A geopolítica de Madrid revelou
que, do lado dos que diziam "não" ao compromisso, estavam os EUA, o
Brasil, a Índia e a China; do lado oposto, estava uma coligação de pequenos
Estados insulares – os mais afectados pelos efeitos das alterações climáticas,
como a subida do nível das águas – e a União Europeia.
2. Não é saudável
ficar no reino poluído das lamúrias. Importa por isso destacar que, no passado
dia 11, Lisboa recebeu o “testemunho” de Oslo, o prémio de Capital Verde Europeia 2020. Não é de admirar que na cerimónia
oficial de abertura estivessem presentes: Marcelo
Rebelo de Sousa, António Guterres, António Costa e o presidente da Câmara de
Lisboa, Fernando Medina.
Este galardão parecia um privilégio das
cidades do Norte, pois é a primeira vez que é reconhecido a uma cidade do Sul.

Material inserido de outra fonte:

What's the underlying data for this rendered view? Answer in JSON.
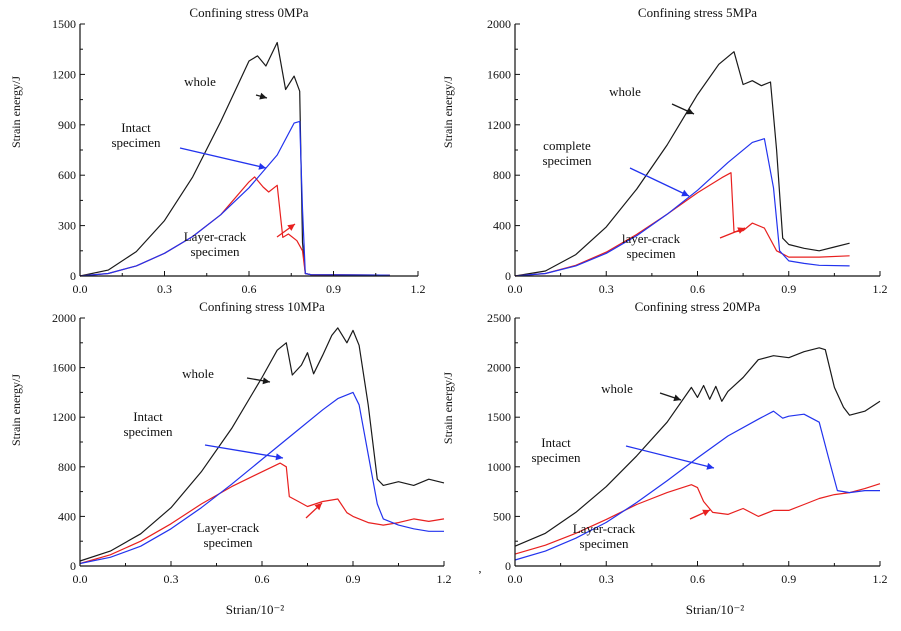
{
  "colors": {
    "whole": "#1a1a1a",
    "intact": "#2233ee",
    "layer": "#e8201f",
    "axis": "#111111"
  },
  "figure": {
    "xlabel": "Strian/10⁻²",
    "stray_mark": ","
  },
  "chart_data": [
    {
      "type": "line",
      "title": "Confining stress 0MPa",
      "ylabel": "Strain energy/J",
      "xlim": [
        0,
        1.2
      ],
      "ylim": [
        0,
        1500
      ],
      "xticks": [
        0.0,
        0.3,
        0.6,
        0.9,
        1.2
      ],
      "xticklabels": [
        "0.0",
        "0.3",
        "0.6",
        "0.9",
        "1.2"
      ],
      "yticks": [
        0,
        300,
        600,
        900,
        1200,
        1500
      ],
      "yticklabels": [
        "0",
        "300",
        "600",
        "900",
        "1200",
        "1500"
      ],
      "grid": false,
      "series": [
        {
          "key": "whole",
          "x": [
            0,
            0.1,
            0.2,
            0.3,
            0.4,
            0.5,
            0.55,
            0.6,
            0.63,
            0.66,
            0.7,
            0.73,
            0.76,
            0.78,
            0.79,
            0.8,
            0.82,
            1.1
          ],
          "values": [
            0,
            35,
            145,
            330,
            590,
            920,
            1100,
            1280,
            1310,
            1250,
            1390,
            1110,
            1190,
            1100,
            200,
            15,
            8,
            5
          ]
        },
        {
          "key": "intact",
          "x": [
            0,
            0.1,
            0.2,
            0.3,
            0.4,
            0.5,
            0.6,
            0.7,
            0.76,
            0.78,
            0.79,
            0.8,
            0.82,
            1.1
          ],
          "values": [
            0,
            15,
            60,
            135,
            235,
            365,
            525,
            720,
            910,
            920,
            400,
            15,
            8,
            5
          ]
        },
        {
          "key": "layer",
          "x": [
            0,
            0.1,
            0.2,
            0.3,
            0.4,
            0.5,
            0.6,
            0.62,
            0.65,
            0.67,
            0.7,
            0.72,
            0.74,
            0.77,
            0.79,
            0.8,
            0.82,
            1.1
          ],
          "values": [
            0,
            15,
            60,
            135,
            235,
            365,
            560,
            590,
            530,
            500,
            540,
            230,
            250,
            210,
            150,
            15,
            8,
            5
          ]
        }
      ],
      "annotations": [
        {
          "label": [
            "whole"
          ],
          "points_to": "whole",
          "at": [
            0.6,
            1140
          ]
        },
        {
          "label": [
            "Intact",
            "specimen"
          ],
          "points_to": "intact",
          "at": [
            0.7,
            640
          ]
        },
        {
          "label": [
            "Layer-crack",
            "specimen"
          ],
          "points_to": "layer",
          "at": [
            0.64,
            250
          ]
        }
      ]
    },
    {
      "type": "line",
      "title": "Confining stress 5MPa",
      "ylabel": "Strain energy/J",
      "xlim": [
        0,
        1.2
      ],
      "ylim": [
        0,
        2000
      ],
      "xticks": [
        0.0,
        0.3,
        0.6,
        0.9,
        1.2
      ],
      "xticklabels": [
        "0.0",
        "0.3",
        "0.6",
        "0.9",
        "1.2"
      ],
      "yticks": [
        0,
        400,
        800,
        1200,
        1600,
        2000
      ],
      "yticklabels": [
        "0",
        "400",
        "800",
        "1200",
        "1600",
        "2000"
      ],
      "grid": false,
      "series": [
        {
          "key": "whole",
          "x": [
            0,
            0.1,
            0.2,
            0.3,
            0.4,
            0.5,
            0.6,
            0.67,
            0.72,
            0.75,
            0.78,
            0.81,
            0.84,
            0.86,
            0.88,
            0.9,
            0.95,
            1.0,
            1.05,
            1.1
          ],
          "values": [
            0,
            40,
            170,
            390,
            690,
            1040,
            1440,
            1680,
            1780,
            1520,
            1550,
            1510,
            1540,
            1000,
            300,
            250,
            220,
            200,
            230,
            260
          ]
        },
        {
          "key": "intact",
          "x": [
            0,
            0.1,
            0.2,
            0.3,
            0.4,
            0.5,
            0.6,
            0.7,
            0.78,
            0.82,
            0.85,
            0.87,
            0.9,
            0.95,
            1.0,
            1.1
          ],
          "values": [
            0,
            20,
            80,
            180,
            320,
            490,
            680,
            900,
            1060,
            1090,
            700,
            200,
            120,
            100,
            85,
            80
          ]
        },
        {
          "key": "layer",
          "x": [
            0,
            0.1,
            0.2,
            0.3,
            0.4,
            0.5,
            0.6,
            0.68,
            0.71,
            0.72,
            0.75,
            0.78,
            0.82,
            0.86,
            0.9,
            1.0,
            1.1
          ],
          "values": [
            0,
            20,
            85,
            190,
            330,
            490,
            660,
            780,
            820,
            350,
            360,
            420,
            380,
            200,
            150,
            150,
            160
          ]
        }
      ],
      "annotations": [
        {
          "label": [
            "whole"
          ],
          "points_to": "whole",
          "at": [
            0.65,
            1420
          ]
        },
        {
          "label": [
            "complete",
            "specimen"
          ],
          "points_to": "complete",
          "at": [
            0.7,
            700
          ]
        },
        {
          "label": [
            "layer-crack",
            "specimen"
          ],
          "points_to": "layer",
          "at": [
            0.8,
            380
          ]
        }
      ]
    },
    {
      "type": "line",
      "title": "Confining stress 10MPa",
      "ylabel": "Strain energy/J",
      "xlim": [
        0,
        1.2
      ],
      "ylim": [
        0,
        2000
      ],
      "xticks": [
        0.0,
        0.3,
        0.6,
        0.9,
        1.2
      ],
      "xticklabels": [
        "0.0",
        "0.3",
        "0.6",
        "0.9",
        "1.2"
      ],
      "yticks": [
        0,
        400,
        800,
        1200,
        1600,
        2000
      ],
      "yticklabels": [
        "0",
        "400",
        "800",
        "1200",
        "1600",
        "2000"
      ],
      "grid": false,
      "series": [
        {
          "key": "whole",
          "x": [
            0,
            0.1,
            0.2,
            0.3,
            0.4,
            0.5,
            0.6,
            0.65,
            0.68,
            0.7,
            0.73,
            0.75,
            0.77,
            0.8,
            0.83,
            0.85,
            0.88,
            0.9,
            0.92,
            0.95,
            0.98,
            1.0,
            1.05,
            1.1,
            1.15,
            1.2
          ],
          "values": [
            40,
            120,
            260,
            470,
            760,
            1110,
            1520,
            1740,
            1800,
            1540,
            1620,
            1720,
            1550,
            1700,
            1860,
            1920,
            1800,
            1900,
            1780,
            1300,
            700,
            650,
            680,
            650,
            700,
            670
          ]
        },
        {
          "key": "intact",
          "x": [
            0,
            0.1,
            0.2,
            0.3,
            0.4,
            0.5,
            0.6,
            0.7,
            0.8,
            0.85,
            0.9,
            0.92,
            0.95,
            0.98,
            1.0,
            1.05,
            1.1,
            1.15,
            1.2
          ],
          "values": [
            20,
            70,
            160,
            300,
            470,
            660,
            860,
            1060,
            1260,
            1350,
            1400,
            1300,
            900,
            500,
            380,
            330,
            300,
            280,
            280
          ]
        },
        {
          "key": "layer",
          "x": [
            0,
            0.1,
            0.2,
            0.3,
            0.4,
            0.5,
            0.6,
            0.66,
            0.68,
            0.69,
            0.72,
            0.75,
            0.8,
            0.85,
            0.88,
            0.9,
            0.95,
            1.0,
            1.05,
            1.1,
            1.15,
            1.2
          ],
          "values": [
            20,
            90,
            200,
            340,
            500,
            640,
            760,
            830,
            800,
            560,
            520,
            480,
            520,
            540,
            430,
            400,
            350,
            330,
            350,
            380,
            360,
            380
          ]
        }
      ],
      "annotations": [
        {
          "label": [
            "whole"
          ],
          "points_to": "whole",
          "at": [
            0.61,
            1550
          ]
        },
        {
          "label": [
            "Intact",
            "specimen"
          ],
          "points_to": "intact",
          "at": [
            0.72,
            850
          ]
        },
        {
          "label": [
            "Layer-crack",
            "specimen"
          ],
          "points_to": "layer",
          "at": [
            0.85,
            450
          ]
        }
      ]
    },
    {
      "type": "line",
      "title": "Confining stress 20MPa",
      "ylabel": "Strain energy/J",
      "xlim": [
        0,
        1.2
      ],
      "ylim": [
        0,
        2500
      ],
      "xticks": [
        0.0,
        0.3,
        0.6,
        0.9,
        1.2
      ],
      "xticklabels": [
        "0.0",
        "0.3",
        "0.6",
        "0.9",
        "1.2"
      ],
      "yticks": [
        0,
        500,
        1000,
        1500,
        2000,
        2500
      ],
      "yticklabels": [
        "0",
        "500",
        "1000",
        "1500",
        "2000",
        "2500"
      ],
      "grid": false,
      "series": [
        {
          "key": "whole",
          "x": [
            0,
            0.1,
            0.2,
            0.3,
            0.4,
            0.5,
            0.58,
            0.6,
            0.62,
            0.64,
            0.66,
            0.68,
            0.7,
            0.75,
            0.8,
            0.85,
            0.9,
            0.95,
            1.0,
            1.02,
            1.05,
            1.08,
            1.1,
            1.15,
            1.2
          ],
          "values": [
            200,
            330,
            540,
            800,
            1110,
            1450,
            1800,
            1700,
            1820,
            1680,
            1810,
            1660,
            1760,
            1900,
            2080,
            2120,
            2100,
            2160,
            2200,
            2180,
            1800,
            1600,
            1520,
            1560,
            1660
          ]
        },
        {
          "key": "intact",
          "x": [
            0,
            0.1,
            0.2,
            0.3,
            0.4,
            0.5,
            0.6,
            0.7,
            0.8,
            0.85,
            0.88,
            0.9,
            0.95,
            1.0,
            1.03,
            1.06,
            1.1,
            1.15,
            1.2
          ],
          "values": [
            60,
            150,
            280,
            440,
            640,
            860,
            1090,
            1310,
            1480,
            1560,
            1490,
            1510,
            1530,
            1450,
            1100,
            760,
            740,
            760,
            760
          ]
        },
        {
          "key": "layer",
          "x": [
            0,
            0.1,
            0.2,
            0.3,
            0.4,
            0.5,
            0.58,
            0.6,
            0.62,
            0.65,
            0.7,
            0.75,
            0.8,
            0.85,
            0.9,
            0.95,
            1.0,
            1.05,
            1.1,
            1.15,
            1.2
          ],
          "values": [
            120,
            210,
            330,
            470,
            620,
            740,
            820,
            790,
            650,
            540,
            520,
            580,
            500,
            560,
            560,
            620,
            680,
            720,
            740,
            780,
            830
          ]
        }
      ],
      "annotations": [
        {
          "label": [
            "whole"
          ],
          "points_to": "whole",
          "at": [
            0.5,
            1700
          ]
        },
        {
          "label": [
            "Intact",
            "specimen"
          ],
          "points_to": "intact",
          "at": [
            0.65,
            1020
          ]
        },
        {
          "label": [
            "Layer-crack",
            "specimen"
          ],
          "points_to": "layer",
          "at": [
            0.65,
            850
          ]
        }
      ]
    }
  ]
}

Mas este reconhecimento dos passos já dados e dos projectos em vias de execução
são, para Lisboa, sobretudo um encargo acerca do que falta fazer em espaços
verdes, transportes públicos, ciclovias, alterações climáticas, eficiência
energética, uso da água, lixo e reciclagem.

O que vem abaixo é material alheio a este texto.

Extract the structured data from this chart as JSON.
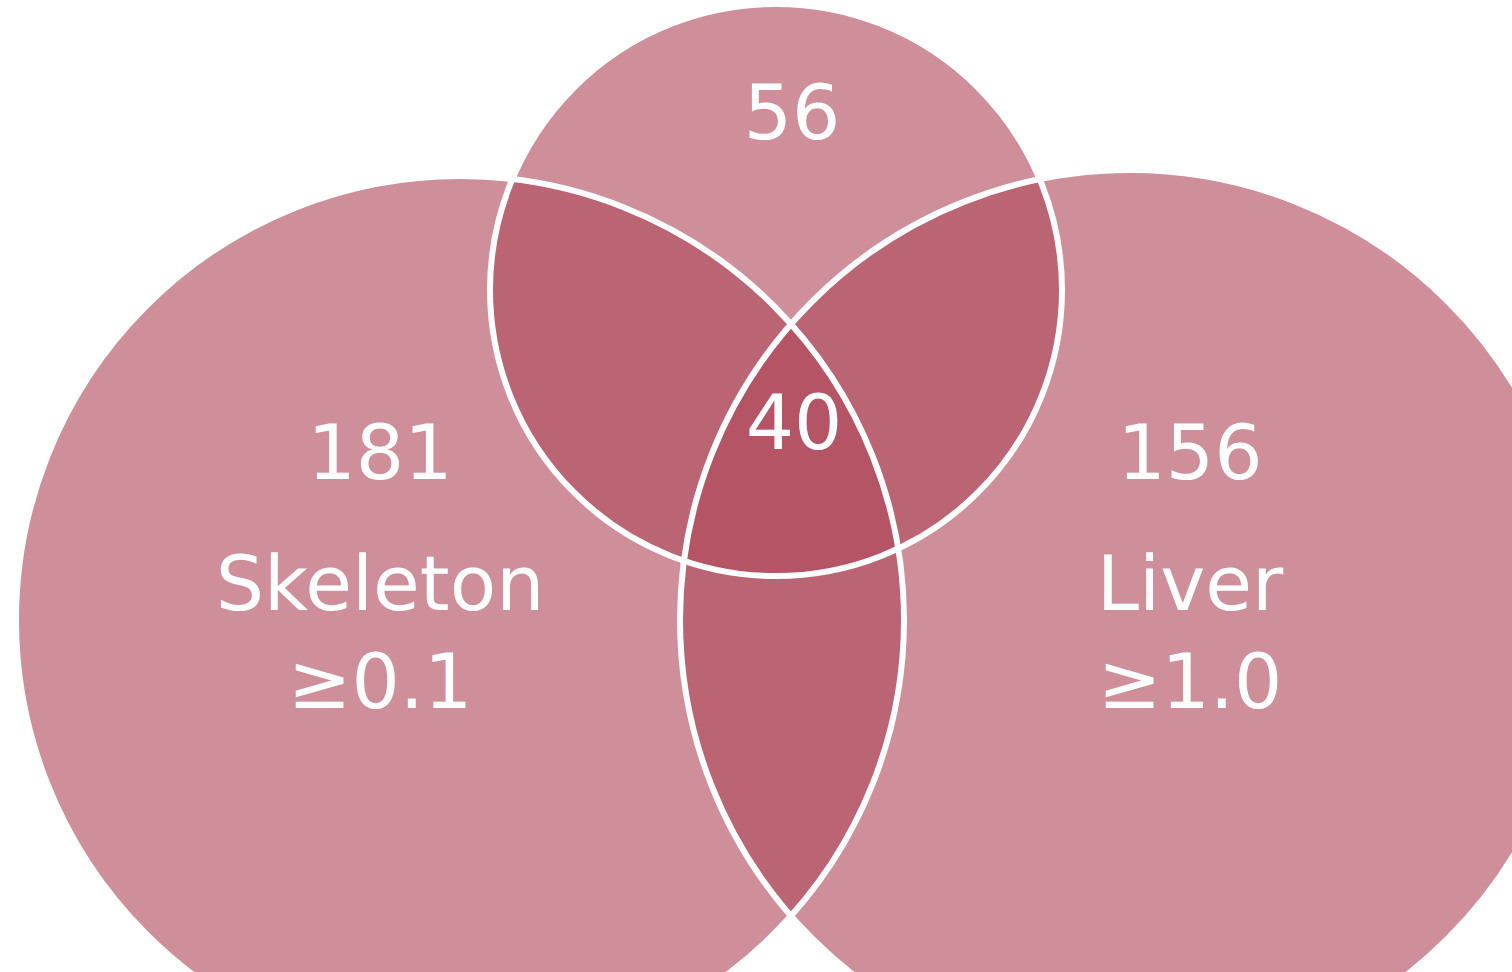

É algo explicitamente assumido pela autarquia,
mas que será impossível realizar sem o empenhamento voluntário e militante dos
cidadãos.
Isto é possível. Por exemplo, se o objectivo da autarquia é ter mais 100
mil árvores na cidade até 2021, em relação às 800 mil existentes actualmente, no
passado Domingo, mais
de 4500 pessoas plantaram 20 mil árvores em 4 locais de Lisboa, como arranque
da cidade Capital Verde Europeia 2020.
O Programa, ao longo do ano, para sensibilizar a
opinião pública, prevê um conjunto de conferências, iniciativas com escolas e
universidades, espectáculos, exposições e festivais sobre o tema da
sustentabilidade ambiental. Estes eventos devem ser um incentivo para que não
seja apenas um acontecimento local, mas inspirador do que é possível fazer em
todo o país.
3. O
Domingo é a Páscoa semanal, anterior à solenidade anual e, também, à escrita
dos textos do Novo Testamento (NT). É um acontecimento originante para que toda
a semana permaneça aberta à experiência espiritual da transcendência. O ser
humano não deve exercer apenas o seu domínio sobre a natureza. Pertence-lhe estabelecer
com ela uma “relação franciscana”, como diz P. Ricoeur, uma atitude de
contemplação poética que inspire criação e recriação de beleza. É o grande dia
ecológico.
Para os cristãos, sem a
celebração da Eucaristia – partilha do pão e do vinho, fruto do trabalho humano
– o Domingo perde o seu Espírito. Por azares da história, a disciplina actual
dos ministérios ordenados impede o acesso de muitas comunidades à celebração
mais central da fé cristã. O mandato de Jesus – tomai e comei, tomai e bebei – é traído por desinteligência do que
é o sacerdócio e do que são os ministérios na Igreja.
No NT, o grande sacerdote
é Cristo que deu a vida por todos. Sacerdotes são todos os que, pelo Baptismo,
renascem para a vida cristã. Os padres e os bispos são serviços do sacerdócio
de Cristo e do povo cristão. São funções da comunidade para a comunidade. É
para isso que são ordenados. Não é para mandar como julgava a imaturidade dos
discípulos que Jesus escolheu e com os quais lutou até ao fim, para a sua conversão: quem quiser ser o primeiro coloque-se ao
serviço de todos, porque o Filho do Homem não veio para ser servido, mas para
servir e dar a vida por todos.
Celibato ou não celibato
não estão ligados, ontologicamente, ao exercício dos ministérios ordenados. O
carisma do celibato não é, de si, o carisma de um padre ou de um bispo. Na
Igreja Católica houve sempre mulheres e homens que optaram por viver o celibato
como uma grande graça e é característica de todas as congregações religiosas.
O cardeal Ratzinger foi
Prefeito da Congregação para a Doutrina da Fé. Enquanto tal, criou o deserto
teológico na Igreja Católica. Queria ser o único. Foi eleito Papa e resignou
porque já não se sentia com forças para enfrentar a poluição do Vaticano. Não é
Papa emérito, não é Papa, pura e simplesmente. Neste momento, não há dois
Papas. Não lhe fica bem alinhar com a campanha dos adversários das reformas
urgentes propostas pelo único Papa actual.